New TiPACCs publication on Antarctica’s long-term stability and tipping points

  • Post published:October 26, 2020
  • Reading time:3 mins read
Front cover of Nature journal

The hysteresis of the Antarctic Ice Sheet

More than half of Earth’s freshwater resources are held frozen in the Antarctic Ice Sheet, making the ice sheet the single largest potential source for global sea-level rise under future warming. At the same time, its future evolution will be determined by the interplay of several strong feedbacks between the ice and its environment, implying threshold behavior and the existence of tipping points in its response to future warming.
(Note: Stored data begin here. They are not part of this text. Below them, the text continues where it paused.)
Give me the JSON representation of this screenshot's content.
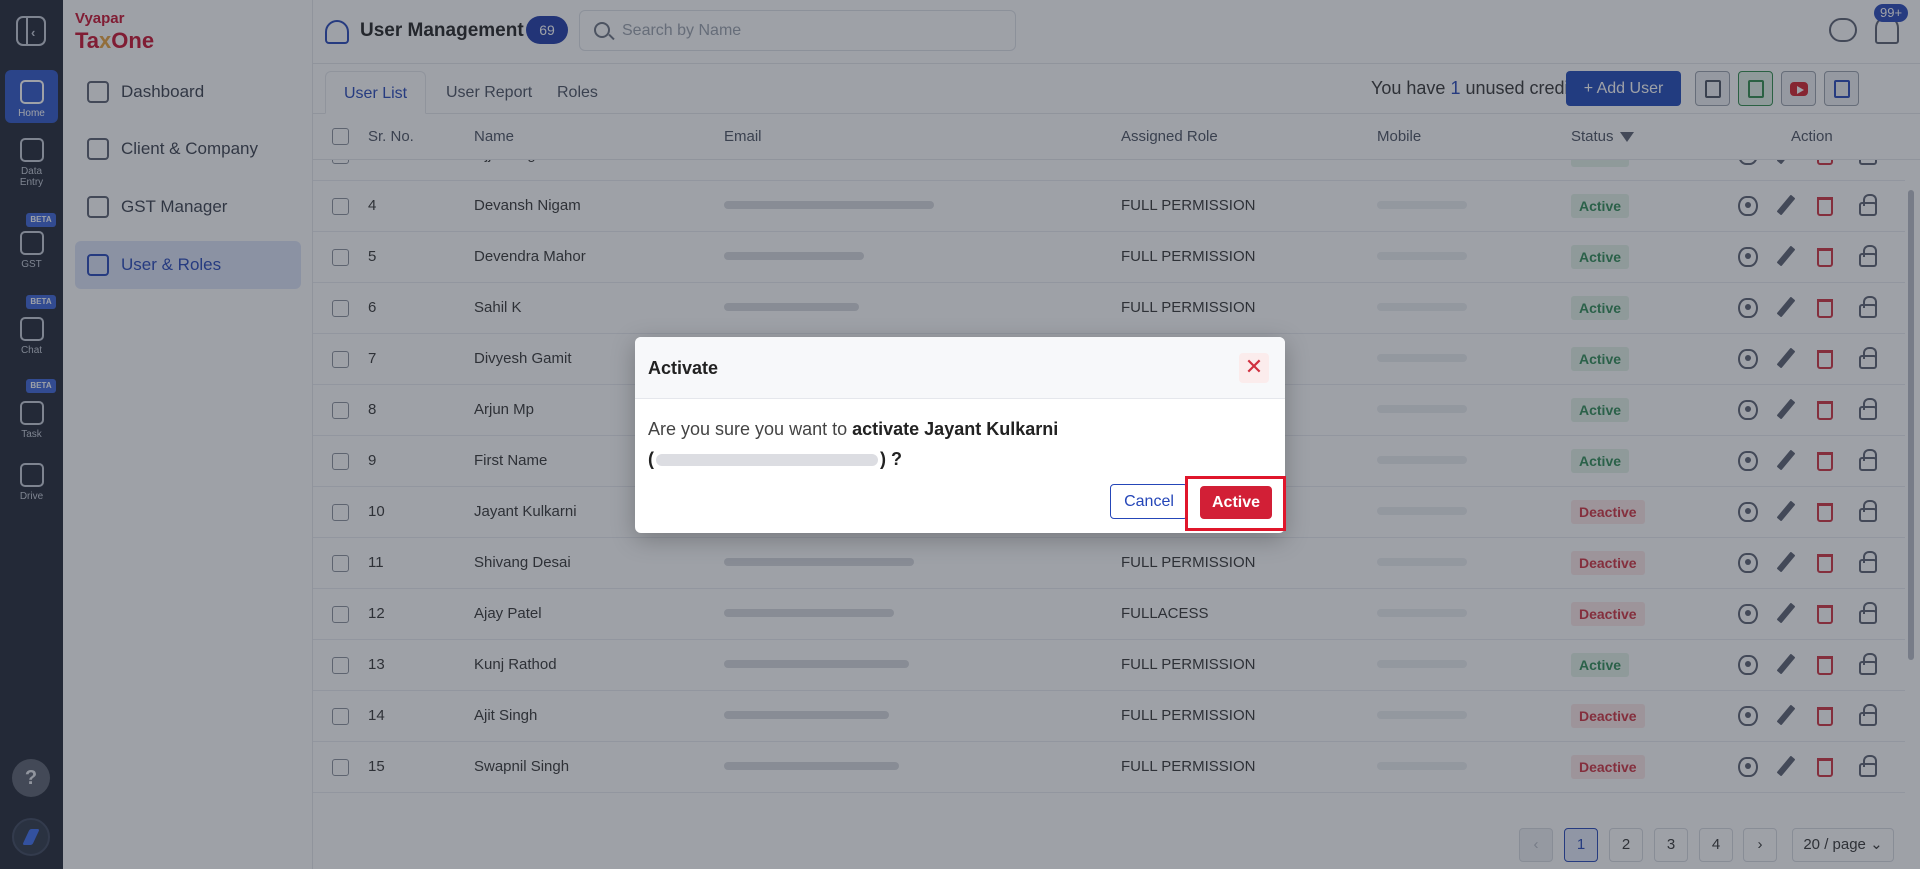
{
  "rail": {
    "items": [
      {
        "label": "Home",
        "icon": "home-icon"
      },
      {
        "label": "Data Entry",
        "icon": "data-entry-icon"
      },
      {
        "label": "GST",
        "icon": "gst-icon",
        "badge": "BETA"
      },
      {
        "label": "Chat",
        "icon": "chat-icon",
        "badge": "BETA"
      },
      {
        "label": "Task",
        "icon": "task-icon",
        "badge": "BETA"
      },
      {
        "label": "Drive",
        "icon": "drive-icon"
      }
    ],
    "help": "?"
  },
  "brand": {
    "line1": "Vyapar",
    "line2a": "Ta",
    "line2x": "x",
    "line2b": "One"
  },
  "sidebar": {
    "items": [
      {
        "label": "Dashboard"
      },
      {
        "label": "Client & Company"
      },
      {
        "label": "GST Manager"
      },
      {
        "label": "User & Roles"
      }
    ]
  },
  "header": {
    "title": "User Management",
    "count": "69",
    "search_placeholder": "Search by Name",
    "notif_badge": "99+"
  },
  "tabs": [
    {
      "label": "User List"
    },
    {
      "label": "User Report"
    },
    {
      "label": "Roles"
    }
  ],
  "toolbar": {
    "credits_prefix": "You have",
    "credits_num": "1",
    "credits_suffix": "unused credits",
    "add_user": "+ Add User"
  },
  "table": {
    "columns": {
      "srno": "Sr. No.",
      "name": "Name",
      "email": "Email",
      "role": "Assigned Role",
      "mobile": "Mobile",
      "status": "Status",
      "action": "Action"
    },
    "rows": [
      {
        "sr": "3",
        "name": "Ujjwal Agrawal",
        "role": "FULL PERMISSION",
        "status": "Active"
      },
      {
        "sr": "4",
        "name": "Devansh Nigam",
        "role": "FULL PERMISSION",
        "status": "Active"
      },
      {
        "sr": "5",
        "name": "Devendra Mahor",
        "role": "FULL PERMISSION",
        "status": "Active"
      },
      {
        "sr": "6",
        "name": "Sahil K",
        "role": "FULL PERMISSION",
        "status": "Active"
      },
      {
        "sr": "7",
        "name": "Divyesh Gamit",
        "role": "",
        "status": "Active"
      },
      {
        "sr": "8",
        "name": "Arjun Mp",
        "role": "",
        "status": "Active"
      },
      {
        "sr": "9",
        "name": "First Name",
        "role": "",
        "status": "Active"
      },
      {
        "sr": "10",
        "name": "Jayant Kulkarni",
        "role": "",
        "status": "Deactive"
      },
      {
        "sr": "11",
        "name": "Shivang Desai",
        "role": "FULL PERMISSION",
        "status": "Deactive"
      },
      {
        "sr": "12",
        "name": "Ajay Patel",
        "role": "FULLACESS",
        "status": "Deactive"
      },
      {
        "sr": "13",
        "name": "Kunj Rathod",
        "role": "FULL PERMISSION",
        "status": "Active"
      },
      {
        "sr": "14",
        "name": "Ajit Singh",
        "role": "FULL PERMISSION",
        "status": "Deactive"
      },
      {
        "sr": "15",
        "name": "Swapnil Singh",
        "role": "FULL PERMISSION",
        "status": "Deactive"
      }
    ]
  },
  "pagination": {
    "pages": [
      "1",
      "2",
      "3",
      "4"
    ],
    "current": "1",
    "page_size": "20 / page"
  },
  "modal": {
    "title": "Activate",
    "close": "✕",
    "text_pre": "Are you sure you want to",
    "text_bold": "activate Jayant Kulkarni",
    "paren_open": "(",
    "paren_close": ") ?",
    "cancel": "Cancel",
    "confirm": "Active"
  },
  "colors": {
    "primary": "#1e47b8",
    "danger": "#d21f36",
    "rail": "#1f2533"
  }
}
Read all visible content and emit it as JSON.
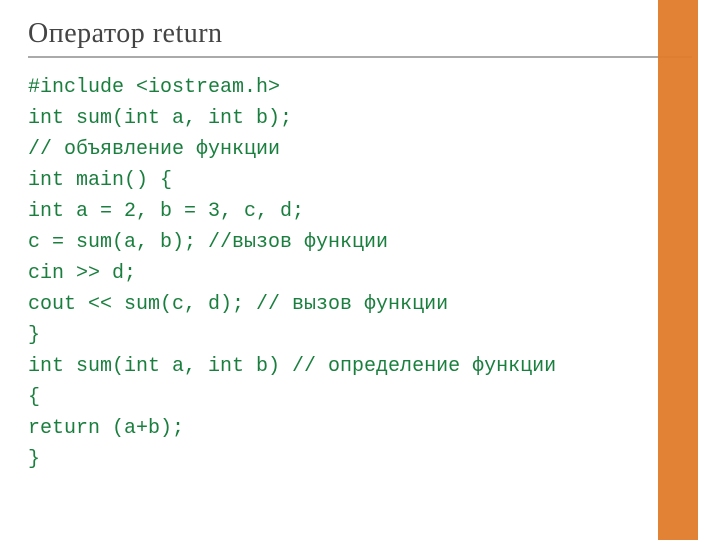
{
  "slide": {
    "title": "Оператор return"
  },
  "code": {
    "l1": "#include <iostream.h>",
    "l2": "int sum(int a, int b);",
    "l3": "// объявление функции",
    "l4": "int main() {",
    "l5": "int a = 2, b = 3, c, d;",
    "l6": "c = sum(a, b); //вызов функции",
    "l7": "cin >> d;",
    "l8": "cout << sum(c, d); // вызов функции",
    "l9": "}",
    "l10": "int sum(int a, int b) // определение функции",
    "l11": "{",
    "l12": "return (a+b);",
    "l13": "}"
  }
}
In this paper, which has been published a few weeks ago in Nature, researchers from the Potsdam Institute for Climate Impact Research, Potsdam University and New York’s Columbia University, led by TiPACCs co-PI Ricarda Winkelmann, present model results that show how vulnerable the Antarctic Ice Sheet is to global warming. The study identifies the ice sheet’s tipping points which are associated with the non-linear behavior of the ice flow.

Beyond these critical temperature thresholds ice loss is self-sustained: If those temperatures would last for long enough the ice loss does not stop until a new equilibrium is reached. The authors show that ice loss resulting from the passing of these thresholds is in fact irreversible. This is the ‘hysteresis’ characteristic of the ice sheet: Once one or more thresholds have been crossed the ice sheet does not regrow to its original extent even if temperatures were to sink to lower values. To restore the ice sheet to its current form would require a cooling to lower than pre-industrial levels.

Moreover, their results imply that with increasing global temperatures, the ice sheet becomes progressively more sensitive to a given amount of warming: Up to 2 degrees above preindustrial (as aimed for in the Paris Agreement), the long-term ice losses per degree of warming correspond to about 1.3 meters of equivalent sea-level rise (i.e. at 2 degrees Antarctica contributes more than 2.5 meters to global sea-level rise). Between 2 and 6 degrees this value almost doubles to 2.4 meters per degree of warming and for temperatures between 6 and 9 degrees, it is increasing to about 10 meters per degree of warming.

The results of this study emphasize the urgency to adhere to the global warming limits set out in the Paris Agreement: If they are not met, Antarctica’s long-term contribution to sea levels will dramatically increase and will be close to impossible to reverse.